The witch doctor who had helped her plan the Dragon King's assassination had been clear: souls at the Immortal Emperor level do not simply vanish. They adapt. They survive. And they remember who killed them.
Now her father wanted to marry her off to the Demon General. A man whose Heavenly Demon Physique made him as feared as any demonic cultivator, his legendary beauty matched his reputation for violence only. A man who had supposedly killed three wives before they could even complete the wedding ceremony.
Perfect.
Mira rose from her cultivation position and walked to the window, looking out over the imperial capital. Somewhere beyond the horizon, in the frozen wastelands where demonic qi ran thick as blood, Jarek Wan was preparing for his journey home. To claim his bride.
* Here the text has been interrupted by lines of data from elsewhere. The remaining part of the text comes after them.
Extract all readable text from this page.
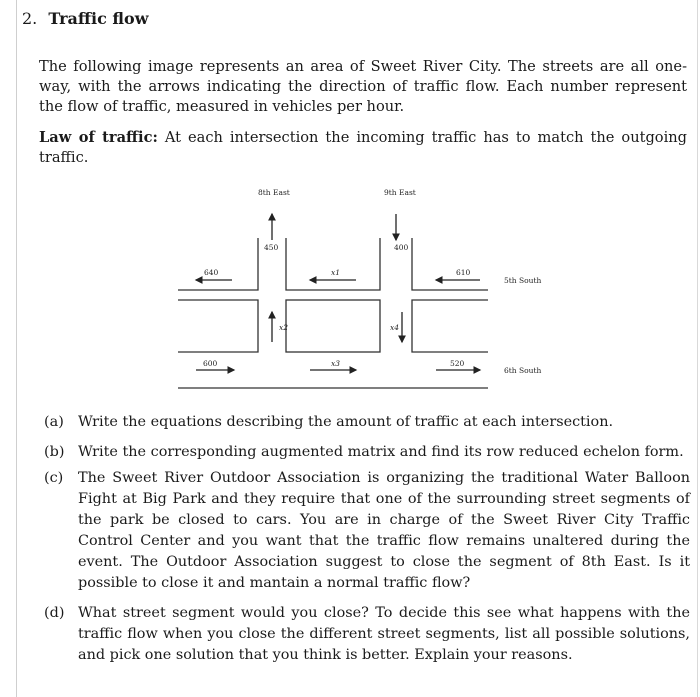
2. Traffic flow
The following image represents an area of Sweet River City. The streets are all one-way, with the arrows indicating the direction of traffic flow. Each number represent the flow of traffic, measured in vehicles per hour.
Law of traffic: At each intersection the incoming traffic has to match the outgoing traffic.
8th East	9th East
5th South
6th South
450	400
640	x1	610
x2	x4
600	x3	520
(a) Write the equations describing the amount of traffic at each intersection.
(b) Write the corresponding augmented matrix and find its row reduced echelon form.
(c)	The Sweet River Outdoor Association is organizing the traditional Water Balloon Fight at Big Park and they require that one of the surrounding street segments of the park be closed to cars. You are in charge of the Sweet River City Traffic Control Center and you want that the traffic flow remains unaltered during the event. The Outdoor Association suggest to close the segment of 8th East. Is it possible to close it and mantain a normal traffic flow?
(d) What street segment would you close? To decide this see what happens with the traffic flow when you close the different street segments, list all possible solutions, and pick one solution that you think is better. Explain your reasons.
To play his part in her father's grand design for peace through political marriage.
But what if the bride he received was not the one he expected.
She turned back to the mirror, and for just a moment, she could swear she saw golden eyes staring back at her instead of her own dark ones. Eyes that burned with the fury of a dragon who remembered being betrayed.
Sister, she whispered to the reflection, her voice carrying just enough spiritual energy to make the bronze surface ripple like water. I am going to save you from a fate worse than death. You should thank me.
But Xue's face, or the Dragon King's soul wearing Xue's face, just smiled back with terrible understanding.
Because that is what predators do in the cultivation world. They adapt. Survive and find new hunting grounds.
And Princess Mira Li had been hunting much longer than anyone suspected.